第4単元 「われわれは,文化遺産を,どのように受けついでいるか」
要 旨
文化遺産といえば,ずいぶん広範囲に解釈することもできるが,ここでは狭義にとって特に科学・芸術・宗教に重点をおくこととした。これらの文化遺産は,それぞれ国土の特色や国民生活の様式などによって特色づけられるとともに,相互に交流することによって影響し合いながら発展してきたことは,古今東西の歴史に照しても明らかである。しかも「文化には国境なし」といわれているように,その本質は社会的であり,国際的である。そしてその恩恵は世界をおおい,情操的に,思想的にまた物質生活の応用面において,われわれの生活を豊かにしている。

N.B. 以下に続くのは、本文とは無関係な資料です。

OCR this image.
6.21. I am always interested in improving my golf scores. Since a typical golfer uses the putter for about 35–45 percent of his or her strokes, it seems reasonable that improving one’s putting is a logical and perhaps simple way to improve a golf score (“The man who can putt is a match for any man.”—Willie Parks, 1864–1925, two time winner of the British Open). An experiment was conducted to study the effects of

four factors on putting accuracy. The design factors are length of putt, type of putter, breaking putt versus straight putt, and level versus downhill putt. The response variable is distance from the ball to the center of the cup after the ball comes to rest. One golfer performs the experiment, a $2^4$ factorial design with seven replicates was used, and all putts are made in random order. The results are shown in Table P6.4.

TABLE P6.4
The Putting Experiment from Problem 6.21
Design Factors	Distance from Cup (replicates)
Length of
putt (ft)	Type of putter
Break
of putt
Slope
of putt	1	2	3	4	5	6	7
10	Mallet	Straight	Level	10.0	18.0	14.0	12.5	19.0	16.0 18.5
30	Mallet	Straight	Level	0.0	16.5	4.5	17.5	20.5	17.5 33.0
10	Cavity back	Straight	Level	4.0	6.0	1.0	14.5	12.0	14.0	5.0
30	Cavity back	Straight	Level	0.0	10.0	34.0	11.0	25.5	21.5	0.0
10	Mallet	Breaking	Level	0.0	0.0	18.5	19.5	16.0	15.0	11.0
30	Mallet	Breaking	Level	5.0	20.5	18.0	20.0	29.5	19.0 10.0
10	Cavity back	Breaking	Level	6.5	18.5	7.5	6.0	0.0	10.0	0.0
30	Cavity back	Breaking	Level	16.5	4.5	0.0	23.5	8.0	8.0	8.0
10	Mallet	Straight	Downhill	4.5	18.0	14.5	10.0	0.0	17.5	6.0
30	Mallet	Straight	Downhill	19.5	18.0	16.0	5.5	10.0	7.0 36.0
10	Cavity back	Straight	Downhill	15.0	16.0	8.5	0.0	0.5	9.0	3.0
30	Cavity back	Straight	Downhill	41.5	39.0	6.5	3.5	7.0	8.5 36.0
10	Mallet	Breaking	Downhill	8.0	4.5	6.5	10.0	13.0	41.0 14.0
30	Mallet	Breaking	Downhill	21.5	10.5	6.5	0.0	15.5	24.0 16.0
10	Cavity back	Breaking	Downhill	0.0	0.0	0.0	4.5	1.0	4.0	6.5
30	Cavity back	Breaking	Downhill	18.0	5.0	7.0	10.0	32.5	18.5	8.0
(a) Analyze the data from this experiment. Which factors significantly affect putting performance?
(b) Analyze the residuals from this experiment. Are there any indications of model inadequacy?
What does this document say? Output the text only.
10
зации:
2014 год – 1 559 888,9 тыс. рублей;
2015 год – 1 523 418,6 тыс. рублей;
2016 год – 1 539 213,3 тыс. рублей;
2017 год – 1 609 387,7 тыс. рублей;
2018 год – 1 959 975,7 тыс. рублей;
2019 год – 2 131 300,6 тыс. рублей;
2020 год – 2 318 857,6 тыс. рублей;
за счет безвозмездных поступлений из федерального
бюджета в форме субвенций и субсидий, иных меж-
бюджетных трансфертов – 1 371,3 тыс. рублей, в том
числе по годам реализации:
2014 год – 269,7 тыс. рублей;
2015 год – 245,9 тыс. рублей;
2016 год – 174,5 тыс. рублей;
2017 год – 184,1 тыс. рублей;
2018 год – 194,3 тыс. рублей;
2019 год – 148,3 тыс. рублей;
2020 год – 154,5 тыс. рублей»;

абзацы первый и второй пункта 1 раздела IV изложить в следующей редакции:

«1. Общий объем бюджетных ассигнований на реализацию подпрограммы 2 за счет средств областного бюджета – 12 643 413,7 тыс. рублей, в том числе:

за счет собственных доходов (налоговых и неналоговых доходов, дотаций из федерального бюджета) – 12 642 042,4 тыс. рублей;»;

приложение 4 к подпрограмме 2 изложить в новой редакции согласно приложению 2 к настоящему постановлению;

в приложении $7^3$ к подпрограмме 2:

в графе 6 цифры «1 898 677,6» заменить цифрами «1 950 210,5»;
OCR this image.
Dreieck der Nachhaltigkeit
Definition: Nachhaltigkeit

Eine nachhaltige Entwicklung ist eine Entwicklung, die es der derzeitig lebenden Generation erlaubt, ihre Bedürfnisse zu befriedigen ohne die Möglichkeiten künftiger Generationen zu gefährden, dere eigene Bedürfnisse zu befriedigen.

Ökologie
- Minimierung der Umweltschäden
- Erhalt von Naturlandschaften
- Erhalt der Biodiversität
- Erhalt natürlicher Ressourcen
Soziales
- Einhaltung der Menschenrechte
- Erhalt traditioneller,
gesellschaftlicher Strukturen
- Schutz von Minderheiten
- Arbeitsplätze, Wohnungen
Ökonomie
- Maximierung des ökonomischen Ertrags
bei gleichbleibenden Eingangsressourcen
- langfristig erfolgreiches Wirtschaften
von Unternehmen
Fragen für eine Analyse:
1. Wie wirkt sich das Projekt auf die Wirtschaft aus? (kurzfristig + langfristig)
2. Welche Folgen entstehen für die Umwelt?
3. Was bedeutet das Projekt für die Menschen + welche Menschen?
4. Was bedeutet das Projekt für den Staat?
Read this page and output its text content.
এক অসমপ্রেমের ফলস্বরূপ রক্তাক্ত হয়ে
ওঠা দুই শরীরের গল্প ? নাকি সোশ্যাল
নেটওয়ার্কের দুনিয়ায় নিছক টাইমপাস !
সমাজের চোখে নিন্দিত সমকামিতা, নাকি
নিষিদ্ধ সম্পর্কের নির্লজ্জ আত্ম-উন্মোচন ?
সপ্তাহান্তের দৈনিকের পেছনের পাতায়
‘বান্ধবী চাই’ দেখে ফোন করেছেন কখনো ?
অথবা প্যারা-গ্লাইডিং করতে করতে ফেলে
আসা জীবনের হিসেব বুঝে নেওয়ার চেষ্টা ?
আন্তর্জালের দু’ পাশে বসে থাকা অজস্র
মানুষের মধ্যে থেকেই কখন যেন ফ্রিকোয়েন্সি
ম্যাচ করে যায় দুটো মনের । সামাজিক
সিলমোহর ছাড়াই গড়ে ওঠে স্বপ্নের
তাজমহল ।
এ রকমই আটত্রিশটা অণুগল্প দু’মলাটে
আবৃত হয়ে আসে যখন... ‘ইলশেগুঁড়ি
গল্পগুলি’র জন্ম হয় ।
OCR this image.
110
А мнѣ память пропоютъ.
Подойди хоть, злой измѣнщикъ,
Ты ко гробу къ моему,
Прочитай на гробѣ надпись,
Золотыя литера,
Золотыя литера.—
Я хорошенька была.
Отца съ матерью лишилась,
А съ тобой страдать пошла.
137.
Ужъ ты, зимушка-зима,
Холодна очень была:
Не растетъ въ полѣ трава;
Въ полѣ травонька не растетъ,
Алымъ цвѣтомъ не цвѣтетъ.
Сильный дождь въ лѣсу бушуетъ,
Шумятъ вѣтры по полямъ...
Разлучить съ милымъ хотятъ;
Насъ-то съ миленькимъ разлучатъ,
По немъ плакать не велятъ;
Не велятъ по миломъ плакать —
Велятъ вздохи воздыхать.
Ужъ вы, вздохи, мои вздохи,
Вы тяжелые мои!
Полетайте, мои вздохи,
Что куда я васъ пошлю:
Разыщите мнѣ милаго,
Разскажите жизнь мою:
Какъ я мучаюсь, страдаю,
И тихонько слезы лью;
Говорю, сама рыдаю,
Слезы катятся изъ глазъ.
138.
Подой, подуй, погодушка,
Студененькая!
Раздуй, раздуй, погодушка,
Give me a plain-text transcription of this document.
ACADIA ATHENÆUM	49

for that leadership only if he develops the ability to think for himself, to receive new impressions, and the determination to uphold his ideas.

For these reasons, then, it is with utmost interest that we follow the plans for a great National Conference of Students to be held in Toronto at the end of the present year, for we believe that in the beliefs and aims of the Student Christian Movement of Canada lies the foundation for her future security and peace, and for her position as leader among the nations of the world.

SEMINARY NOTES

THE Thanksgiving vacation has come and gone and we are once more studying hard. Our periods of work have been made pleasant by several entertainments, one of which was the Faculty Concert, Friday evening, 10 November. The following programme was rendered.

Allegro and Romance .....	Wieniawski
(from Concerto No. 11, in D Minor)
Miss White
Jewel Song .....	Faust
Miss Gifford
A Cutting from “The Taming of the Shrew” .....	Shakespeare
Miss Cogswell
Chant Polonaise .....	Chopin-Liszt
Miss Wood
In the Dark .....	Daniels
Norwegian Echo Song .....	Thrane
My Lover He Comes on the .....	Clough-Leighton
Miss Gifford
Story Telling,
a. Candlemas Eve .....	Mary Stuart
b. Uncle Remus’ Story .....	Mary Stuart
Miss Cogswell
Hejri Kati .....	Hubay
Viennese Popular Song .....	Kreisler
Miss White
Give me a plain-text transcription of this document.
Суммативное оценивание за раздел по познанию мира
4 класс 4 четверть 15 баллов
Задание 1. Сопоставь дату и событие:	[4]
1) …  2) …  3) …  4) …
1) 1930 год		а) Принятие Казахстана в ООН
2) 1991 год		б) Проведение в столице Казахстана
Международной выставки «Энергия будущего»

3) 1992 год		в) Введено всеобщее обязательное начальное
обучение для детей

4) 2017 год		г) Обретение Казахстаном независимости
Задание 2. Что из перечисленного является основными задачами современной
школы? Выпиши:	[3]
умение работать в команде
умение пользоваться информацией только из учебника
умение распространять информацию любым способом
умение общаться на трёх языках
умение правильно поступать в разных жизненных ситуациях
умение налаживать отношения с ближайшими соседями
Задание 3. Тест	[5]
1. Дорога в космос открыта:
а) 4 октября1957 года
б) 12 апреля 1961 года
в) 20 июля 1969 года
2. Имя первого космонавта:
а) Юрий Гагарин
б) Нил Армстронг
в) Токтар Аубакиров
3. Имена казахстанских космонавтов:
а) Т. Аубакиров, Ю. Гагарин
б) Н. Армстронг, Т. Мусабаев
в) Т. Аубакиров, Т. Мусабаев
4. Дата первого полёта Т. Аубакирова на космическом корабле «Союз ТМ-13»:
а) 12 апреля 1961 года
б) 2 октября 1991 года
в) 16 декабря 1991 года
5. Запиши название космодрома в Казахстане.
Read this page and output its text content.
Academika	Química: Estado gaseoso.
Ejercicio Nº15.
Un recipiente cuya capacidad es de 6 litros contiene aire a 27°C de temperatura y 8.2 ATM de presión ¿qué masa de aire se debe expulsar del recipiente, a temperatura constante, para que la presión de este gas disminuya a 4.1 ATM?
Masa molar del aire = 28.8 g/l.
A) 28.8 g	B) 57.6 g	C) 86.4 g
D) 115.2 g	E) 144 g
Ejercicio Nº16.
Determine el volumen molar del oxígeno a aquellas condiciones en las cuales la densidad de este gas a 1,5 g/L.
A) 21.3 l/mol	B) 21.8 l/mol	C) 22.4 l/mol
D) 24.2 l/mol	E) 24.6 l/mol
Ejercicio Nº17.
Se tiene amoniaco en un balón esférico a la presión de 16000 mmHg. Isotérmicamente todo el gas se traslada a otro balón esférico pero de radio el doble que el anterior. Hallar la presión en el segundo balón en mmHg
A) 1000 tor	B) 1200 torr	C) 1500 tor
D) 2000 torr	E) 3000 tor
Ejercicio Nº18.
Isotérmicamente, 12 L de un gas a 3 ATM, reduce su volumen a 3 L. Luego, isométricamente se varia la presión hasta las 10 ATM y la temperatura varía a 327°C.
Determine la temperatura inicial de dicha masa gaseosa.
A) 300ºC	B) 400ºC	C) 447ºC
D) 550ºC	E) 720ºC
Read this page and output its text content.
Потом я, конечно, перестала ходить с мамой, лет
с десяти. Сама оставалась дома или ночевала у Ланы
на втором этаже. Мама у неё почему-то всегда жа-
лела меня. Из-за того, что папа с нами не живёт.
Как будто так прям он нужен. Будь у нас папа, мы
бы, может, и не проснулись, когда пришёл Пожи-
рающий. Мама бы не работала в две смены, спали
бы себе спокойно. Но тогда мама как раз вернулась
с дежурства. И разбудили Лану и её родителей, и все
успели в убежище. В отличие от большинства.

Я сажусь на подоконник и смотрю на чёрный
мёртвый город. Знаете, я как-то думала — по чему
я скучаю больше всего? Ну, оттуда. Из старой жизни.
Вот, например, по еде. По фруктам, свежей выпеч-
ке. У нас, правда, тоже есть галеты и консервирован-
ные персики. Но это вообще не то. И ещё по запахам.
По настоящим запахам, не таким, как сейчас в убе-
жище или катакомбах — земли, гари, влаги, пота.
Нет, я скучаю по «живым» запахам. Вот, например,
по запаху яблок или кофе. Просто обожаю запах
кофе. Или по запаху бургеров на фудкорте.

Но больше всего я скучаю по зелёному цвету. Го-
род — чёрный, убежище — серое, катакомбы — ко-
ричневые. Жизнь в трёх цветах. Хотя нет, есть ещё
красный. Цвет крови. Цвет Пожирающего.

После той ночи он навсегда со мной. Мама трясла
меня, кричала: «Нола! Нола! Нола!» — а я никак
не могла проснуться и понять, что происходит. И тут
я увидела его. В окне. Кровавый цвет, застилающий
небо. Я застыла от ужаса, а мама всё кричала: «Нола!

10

そこで生徒は本単元の学習にあたっては,文化遺産が現代生活にとってどのような重要性をもっているかを知るとともに,文化の創造育成に力を尽したわが国および諸外国の人々に対する尊敬と,それらの先人が伝えてくれた貴い遺産を保護し活用し,わが国の文化をいっそう発展させる心構えを身につけなければならない。またユネスコ憲章にも示されているように,文化は世界の人々の心を結び,国際親善と平和を保つかぎでもあることを理解し,進んで世界平和をまもる情熱を養わなければならない。
目 標
2.文化は時代とともに歴史的に変化するものであること,およびわが国の文化に影響を与えたおもな外国の文化についての理解。
3.現代の文化は世界的な関連をもっていることの理解。
4.日本文化が他国の文化と相違する点よりも共通する点が多いことの理解。
5.すぐれた国民文化の伝統を国民生活の向上のために生かす態度。
6.科学的知識を個人生活の向上と国民福祉のために用いる態度。
7.人類文化の発達に貢献した人々についての知識とこれを尊敬する態度。
8.公共の文化財を鑑賞し,これをたいせつにする態度と習慣。
9.文化を通しての国際的協力の態度と習慣。
10.他人の思想や信教に対する寛容な態度とその自由を尊敬する態度。
11.新しい文化的創造のたいせつなことの理解と,文化創造に対する協力・参加の態度。
内 容
2.科学の発達は,社会生活とどんな関係をもっているか。
(2) わが国の過去のいろいろな時代の社会は,科学の発達にどんな条件を与えてきたか。
(3) 世界の科学の発達はわが国にどんな影響を及ぼしてきたか。
(4) わが国や世界の科学の発達に貢献したおもな人々はどういう社会のもとに,どんな仕事をしてきたか。
(5) 現代の科学はどんな部門にわかれ,それぞれどんな仕事がなされているか。
(6) 科学を発達させ,われわれの生活を向上させるためにはどんな努力が必要か。
3.いろいろな芸術の発達は,人々の生活をどんなに豊かにしたか。
(2) われわれの生活を豊かにする芸術にはどんな種類があるか。
(3) わが国の芸術はどういう社会のもとに,どのように発達し,人々の生活の中に,どのように生き続けてきたか。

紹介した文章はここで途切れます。